The winter 2020/21 at the weather station Dresden-Klotzsche was 1.3 degrees Celsius
warmer compared to the international reference period 1961–1990. Last winter did not take
a top position and ranks with a mean of 1.5°C as the 22th warmest winter in a series from
1934. The greatest deviation of average values we observed in December with + 2.7 degrees;
the smallest deviation in February with + 0.2 degrees Celsius. The two warmest winters to
date occurred in 2006/2007 with 4.6 °C and, as we still remember, 2019/2020 with 4.4 °C
respectively. The extremely cold winter of 1962/63 with an average temperature of -6.2 °C
should also be mentioned for comparison at this point.
To look at average values alone would fall short, because you would hide the observed
extraordinary opposite warm and cold extremes in February. With a difference of 42 degrees
Celsius a new record can be reported in our region for the difference between the maximum
and minimum temperatures within two weeks.

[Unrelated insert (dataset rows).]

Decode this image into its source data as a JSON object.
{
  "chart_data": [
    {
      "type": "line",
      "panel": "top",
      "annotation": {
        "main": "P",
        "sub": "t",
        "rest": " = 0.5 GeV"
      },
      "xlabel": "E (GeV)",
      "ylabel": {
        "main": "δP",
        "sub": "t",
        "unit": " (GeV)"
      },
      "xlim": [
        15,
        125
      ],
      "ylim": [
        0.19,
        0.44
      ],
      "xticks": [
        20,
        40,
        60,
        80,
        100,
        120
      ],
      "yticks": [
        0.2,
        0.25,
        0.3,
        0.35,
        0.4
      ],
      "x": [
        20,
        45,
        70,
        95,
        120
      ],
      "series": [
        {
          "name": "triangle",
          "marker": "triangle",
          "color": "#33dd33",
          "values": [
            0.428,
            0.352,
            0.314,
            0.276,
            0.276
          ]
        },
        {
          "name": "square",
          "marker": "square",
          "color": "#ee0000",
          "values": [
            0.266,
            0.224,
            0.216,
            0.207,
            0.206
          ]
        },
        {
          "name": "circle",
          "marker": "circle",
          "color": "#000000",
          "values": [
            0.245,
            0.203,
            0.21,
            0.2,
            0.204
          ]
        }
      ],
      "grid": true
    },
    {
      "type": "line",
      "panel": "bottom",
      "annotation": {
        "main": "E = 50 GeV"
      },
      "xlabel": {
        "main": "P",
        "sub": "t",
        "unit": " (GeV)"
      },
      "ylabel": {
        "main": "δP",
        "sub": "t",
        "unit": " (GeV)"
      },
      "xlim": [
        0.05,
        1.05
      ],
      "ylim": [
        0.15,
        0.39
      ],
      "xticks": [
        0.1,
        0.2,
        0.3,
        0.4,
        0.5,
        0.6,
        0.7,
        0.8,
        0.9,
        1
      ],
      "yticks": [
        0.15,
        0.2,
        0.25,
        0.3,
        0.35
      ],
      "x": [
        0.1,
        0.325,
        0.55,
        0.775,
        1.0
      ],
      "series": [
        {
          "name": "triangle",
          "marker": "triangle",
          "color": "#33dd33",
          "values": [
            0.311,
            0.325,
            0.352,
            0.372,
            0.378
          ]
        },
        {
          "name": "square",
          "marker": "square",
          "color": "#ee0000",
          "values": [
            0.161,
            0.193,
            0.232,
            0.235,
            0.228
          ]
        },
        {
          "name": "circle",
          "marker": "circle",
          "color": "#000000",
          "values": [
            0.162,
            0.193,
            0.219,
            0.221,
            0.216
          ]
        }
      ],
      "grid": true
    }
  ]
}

Temperatures increased within two weeks from -21.6 °C on February 9th to +20.5 °C on
February 24th at the weather station Garsebach near Meissen - such a substantial increase
of 42 degrees Celsius over such a short time period has never occurred in our region since
weather records began (fig.1).
In this winter, only January were significantly wet relative to average. The extremely critical
drought condition for the last 3 years persisted within deeper layers of the soil - despite of
the heavier precipitation in January. Sahara dust (fig.2) was a common phenomenon in
February 2021, e.g. as „blood snow“. Last but not least we observed 39 hours more sunshine
in the winter 2020/21 in relation to the long-term average 1961-1990.